Шум у немцев увеличивается — он слышится теперь здесь, на болоте, и где-то дальше у косогора. А мы, приподнявшись на локтях, в полный голос говорим в их сторону: гу-га, гу-га, гу-га, гу-га.
Чиркает одна, вторая ракеты, но падают как-то беспорядочно, в стороне от нас. И мертвый огонь только мешает увидеть что-то в серой мгле рассвета.
Все не стреляют немцы, и мы знаем, что руки у них дрожат.
Теперь и там, в глубине немецких позиций, слышится медленное, неотвратимое:
Кажется, узнаю голос Никитина. И за потонувшим орудием отзываются хриплые голоса, как будто болото выдыхает их. Видно уже, как приподнимаются, перебегают немцы от этих голосов в одну, потом в другую сторону. Слышны одиночные выстрелы. А мы все лежим.

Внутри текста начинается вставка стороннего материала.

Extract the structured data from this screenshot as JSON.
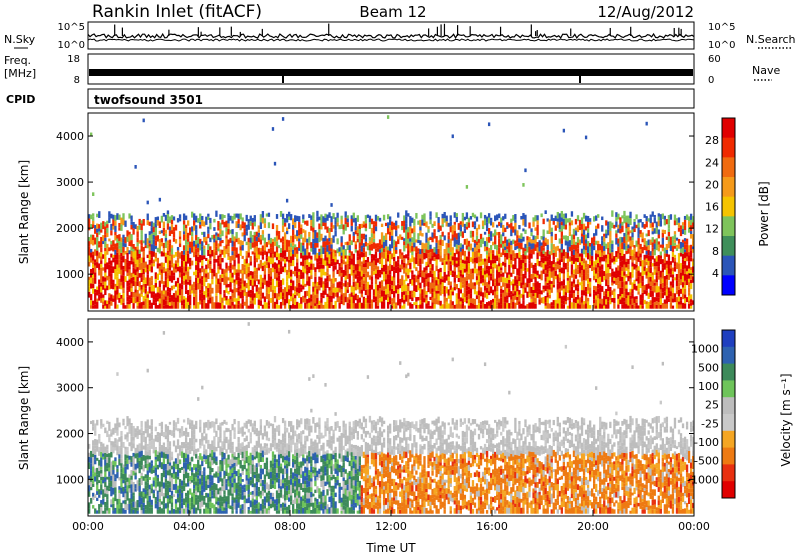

Теперь мы встаем, все сразу, сбрасываем шинели с плеч. Впереди Даньковец, а мы за ним, плотной массой, стараясь не наступать в сторону. Иванов идет сразу за мной, несет на плече пулемет. Торф мягко поддается под сапогами. Мы не бежим даже, мы идем, и уже без песни, в такт шагу, кричим: «Гу-га, гу-га, гу-га, гу-га!»
Гремят где-то рядом взрывы. Это наши сунулись в мины. И тут немцы начинают стрелять, только непонятно куда. Мы уже здесь, среди них, и вижу, как целая толпа их, человек десять, бежит куда-то мимо нас, перескакивая свои окопы. Иванов втыкает сошки своего пулемета в торфяной бугор, ложится и начинает бить в упор. Немцы остановились, словно наткнулись на стену. Я почему-то не ложусь и стреляю с руки.